You could try comp.ai.genetic on USENET (and Google Groups).
It sounds like some of your questions are not necessarily specific to genetic programming; if that's true, you might have some luck asking the folks over at the NEAT Users Group.
They primarily discuss the Neuroevolution of Augmenting Topologies (or NEAT) algorithm, which is a genetic algorithm used to evolve neural networks. But topics like elitism and crossover strategies are pretty general, and can apply to both GA and GP algorithms.
Otherwise, as Dan and Ray have said, a lot of these decisions are made after experimentation with one's particular software and domain. Try applying your algorithm to different problems and pay attention to how it behaves -- after a while, you'll probably develop an intuition for what works and what doesn't.
I would create an unlimited number of offspring, but only on the basis of success, and let older members of the population die. Lack of fitness can also lead to early death. This just seems to follow a natural order.
Q1. In GP, as opposed to GA, when you perform crossover you select two parents but
do you create one child or two, or is that a free choice you have?

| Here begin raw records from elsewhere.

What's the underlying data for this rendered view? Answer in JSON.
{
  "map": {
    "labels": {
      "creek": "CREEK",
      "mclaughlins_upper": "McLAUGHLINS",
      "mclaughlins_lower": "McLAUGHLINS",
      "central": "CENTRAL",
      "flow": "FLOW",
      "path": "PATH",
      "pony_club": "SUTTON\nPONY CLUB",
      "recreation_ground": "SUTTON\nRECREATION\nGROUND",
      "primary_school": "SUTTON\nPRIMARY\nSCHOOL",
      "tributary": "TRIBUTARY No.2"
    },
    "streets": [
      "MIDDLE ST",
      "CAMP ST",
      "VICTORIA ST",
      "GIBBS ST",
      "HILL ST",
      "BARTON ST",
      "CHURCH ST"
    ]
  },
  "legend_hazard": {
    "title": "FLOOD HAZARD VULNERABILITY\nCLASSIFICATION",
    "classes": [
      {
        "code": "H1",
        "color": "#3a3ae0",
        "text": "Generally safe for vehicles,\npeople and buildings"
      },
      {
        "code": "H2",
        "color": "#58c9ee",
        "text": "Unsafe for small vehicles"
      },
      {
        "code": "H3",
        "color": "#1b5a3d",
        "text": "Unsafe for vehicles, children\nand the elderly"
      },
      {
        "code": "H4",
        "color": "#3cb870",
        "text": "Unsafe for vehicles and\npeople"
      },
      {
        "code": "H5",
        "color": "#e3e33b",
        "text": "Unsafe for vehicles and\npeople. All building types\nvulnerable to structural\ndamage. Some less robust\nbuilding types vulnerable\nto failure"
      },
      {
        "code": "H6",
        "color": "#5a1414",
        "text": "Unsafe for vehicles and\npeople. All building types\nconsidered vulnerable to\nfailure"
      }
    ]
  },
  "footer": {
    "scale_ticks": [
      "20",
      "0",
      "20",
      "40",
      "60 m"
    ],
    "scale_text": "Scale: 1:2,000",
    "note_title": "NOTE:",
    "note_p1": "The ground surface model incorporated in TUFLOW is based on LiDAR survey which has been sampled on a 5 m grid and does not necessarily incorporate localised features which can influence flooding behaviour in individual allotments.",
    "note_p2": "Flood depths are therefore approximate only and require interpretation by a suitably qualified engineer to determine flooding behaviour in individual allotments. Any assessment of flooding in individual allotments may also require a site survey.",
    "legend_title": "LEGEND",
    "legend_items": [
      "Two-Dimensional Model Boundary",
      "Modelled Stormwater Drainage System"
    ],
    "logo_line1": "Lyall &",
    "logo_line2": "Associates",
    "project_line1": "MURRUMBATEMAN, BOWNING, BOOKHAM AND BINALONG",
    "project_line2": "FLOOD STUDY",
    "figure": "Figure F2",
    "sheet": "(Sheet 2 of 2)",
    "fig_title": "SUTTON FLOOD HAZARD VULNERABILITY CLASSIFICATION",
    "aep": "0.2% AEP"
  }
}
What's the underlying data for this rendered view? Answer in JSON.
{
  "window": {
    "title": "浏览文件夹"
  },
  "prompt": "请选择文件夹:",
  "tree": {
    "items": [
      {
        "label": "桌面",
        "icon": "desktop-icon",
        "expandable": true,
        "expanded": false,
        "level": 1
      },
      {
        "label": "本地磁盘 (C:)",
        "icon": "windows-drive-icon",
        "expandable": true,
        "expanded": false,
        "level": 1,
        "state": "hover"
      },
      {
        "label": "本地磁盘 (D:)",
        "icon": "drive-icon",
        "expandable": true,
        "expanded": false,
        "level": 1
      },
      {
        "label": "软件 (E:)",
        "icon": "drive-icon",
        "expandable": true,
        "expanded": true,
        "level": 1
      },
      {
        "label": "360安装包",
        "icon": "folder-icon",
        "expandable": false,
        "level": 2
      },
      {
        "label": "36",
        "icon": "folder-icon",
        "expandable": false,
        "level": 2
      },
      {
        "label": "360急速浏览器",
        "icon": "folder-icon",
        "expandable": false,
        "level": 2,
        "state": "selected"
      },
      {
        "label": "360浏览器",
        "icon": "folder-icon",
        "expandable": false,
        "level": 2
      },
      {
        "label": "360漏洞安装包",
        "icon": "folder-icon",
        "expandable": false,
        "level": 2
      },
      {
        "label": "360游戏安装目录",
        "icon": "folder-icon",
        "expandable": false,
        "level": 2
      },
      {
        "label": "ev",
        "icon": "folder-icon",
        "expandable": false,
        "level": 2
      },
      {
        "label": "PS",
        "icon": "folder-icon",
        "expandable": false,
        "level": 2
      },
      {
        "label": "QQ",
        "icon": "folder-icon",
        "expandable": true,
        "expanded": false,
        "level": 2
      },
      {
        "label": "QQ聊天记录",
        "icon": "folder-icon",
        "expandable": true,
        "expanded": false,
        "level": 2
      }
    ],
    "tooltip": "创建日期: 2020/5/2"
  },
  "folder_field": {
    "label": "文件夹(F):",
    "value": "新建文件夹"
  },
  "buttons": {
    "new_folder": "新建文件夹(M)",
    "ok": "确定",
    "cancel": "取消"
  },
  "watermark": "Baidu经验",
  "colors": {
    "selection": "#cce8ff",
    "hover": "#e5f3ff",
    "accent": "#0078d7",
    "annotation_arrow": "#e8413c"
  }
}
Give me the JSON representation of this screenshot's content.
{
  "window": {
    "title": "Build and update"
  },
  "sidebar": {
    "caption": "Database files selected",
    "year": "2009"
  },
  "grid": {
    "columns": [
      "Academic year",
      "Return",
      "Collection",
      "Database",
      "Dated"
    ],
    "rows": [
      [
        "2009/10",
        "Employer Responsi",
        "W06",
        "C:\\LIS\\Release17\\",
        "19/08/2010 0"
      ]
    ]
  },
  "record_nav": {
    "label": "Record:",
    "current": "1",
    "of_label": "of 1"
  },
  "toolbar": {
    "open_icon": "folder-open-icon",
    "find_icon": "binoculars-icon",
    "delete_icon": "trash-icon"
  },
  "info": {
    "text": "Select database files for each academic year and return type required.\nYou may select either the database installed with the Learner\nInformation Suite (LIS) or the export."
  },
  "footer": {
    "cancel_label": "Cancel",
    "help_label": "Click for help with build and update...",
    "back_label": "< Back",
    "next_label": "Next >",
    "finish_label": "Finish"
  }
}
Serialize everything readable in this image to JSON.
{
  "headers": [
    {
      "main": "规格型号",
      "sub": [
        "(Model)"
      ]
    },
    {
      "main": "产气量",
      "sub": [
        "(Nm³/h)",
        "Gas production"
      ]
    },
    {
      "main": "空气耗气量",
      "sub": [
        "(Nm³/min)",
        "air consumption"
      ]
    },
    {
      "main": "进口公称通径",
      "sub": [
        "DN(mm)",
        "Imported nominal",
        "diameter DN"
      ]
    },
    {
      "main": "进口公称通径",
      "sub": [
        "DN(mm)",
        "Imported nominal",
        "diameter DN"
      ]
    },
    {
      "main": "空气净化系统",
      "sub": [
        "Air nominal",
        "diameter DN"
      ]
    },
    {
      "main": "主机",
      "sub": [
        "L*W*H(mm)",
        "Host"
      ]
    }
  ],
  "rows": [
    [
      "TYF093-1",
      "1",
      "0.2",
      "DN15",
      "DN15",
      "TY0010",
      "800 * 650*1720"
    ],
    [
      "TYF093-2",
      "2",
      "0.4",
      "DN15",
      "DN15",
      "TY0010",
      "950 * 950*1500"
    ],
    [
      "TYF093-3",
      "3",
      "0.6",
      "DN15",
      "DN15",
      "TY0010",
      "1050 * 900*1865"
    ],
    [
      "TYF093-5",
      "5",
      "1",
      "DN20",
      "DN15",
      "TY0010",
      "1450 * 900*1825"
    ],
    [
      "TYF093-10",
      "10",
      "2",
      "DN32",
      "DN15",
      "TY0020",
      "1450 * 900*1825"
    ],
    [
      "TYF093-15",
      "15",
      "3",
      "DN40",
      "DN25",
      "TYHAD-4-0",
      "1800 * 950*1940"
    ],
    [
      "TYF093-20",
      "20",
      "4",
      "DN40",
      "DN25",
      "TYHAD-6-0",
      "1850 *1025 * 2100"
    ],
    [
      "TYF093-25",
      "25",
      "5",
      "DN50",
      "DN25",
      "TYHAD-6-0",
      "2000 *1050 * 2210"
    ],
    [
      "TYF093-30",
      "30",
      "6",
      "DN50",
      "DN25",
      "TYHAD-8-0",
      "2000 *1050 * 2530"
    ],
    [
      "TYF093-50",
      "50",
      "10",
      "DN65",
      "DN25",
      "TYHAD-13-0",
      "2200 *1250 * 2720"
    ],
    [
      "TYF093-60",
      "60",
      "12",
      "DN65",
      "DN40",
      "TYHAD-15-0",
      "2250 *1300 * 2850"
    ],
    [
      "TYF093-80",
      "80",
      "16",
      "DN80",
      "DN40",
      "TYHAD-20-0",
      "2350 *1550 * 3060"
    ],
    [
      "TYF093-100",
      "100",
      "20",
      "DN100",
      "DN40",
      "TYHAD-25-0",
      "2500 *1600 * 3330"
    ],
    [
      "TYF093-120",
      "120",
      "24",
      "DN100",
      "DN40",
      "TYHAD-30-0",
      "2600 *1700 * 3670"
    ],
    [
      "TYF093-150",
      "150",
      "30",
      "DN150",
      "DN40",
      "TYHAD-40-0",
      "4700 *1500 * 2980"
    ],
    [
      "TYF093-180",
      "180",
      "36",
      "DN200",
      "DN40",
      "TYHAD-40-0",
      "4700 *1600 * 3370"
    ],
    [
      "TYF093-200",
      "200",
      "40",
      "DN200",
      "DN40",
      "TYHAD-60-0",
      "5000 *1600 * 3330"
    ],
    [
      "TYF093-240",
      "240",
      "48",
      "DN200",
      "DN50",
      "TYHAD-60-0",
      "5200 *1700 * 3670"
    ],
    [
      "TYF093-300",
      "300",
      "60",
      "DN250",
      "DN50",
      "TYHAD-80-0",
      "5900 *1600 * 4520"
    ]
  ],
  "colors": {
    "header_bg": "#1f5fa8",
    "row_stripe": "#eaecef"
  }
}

Yes its your choice; but generally, its not advisable to create many individuals with the same parents, because the difference among the individual's trends created by the same parents would be very limited and that could cost processing speed and memory which could have been spent on other individuals showing different trends and behaviors that requires analysis (but creating more individuals cannot be a problem if the evolution process is close to reaching its endpoint).
Q2. In steady state GP...
It is advisable to replace individuals based on the ranking provided by the fitness function you have adopted.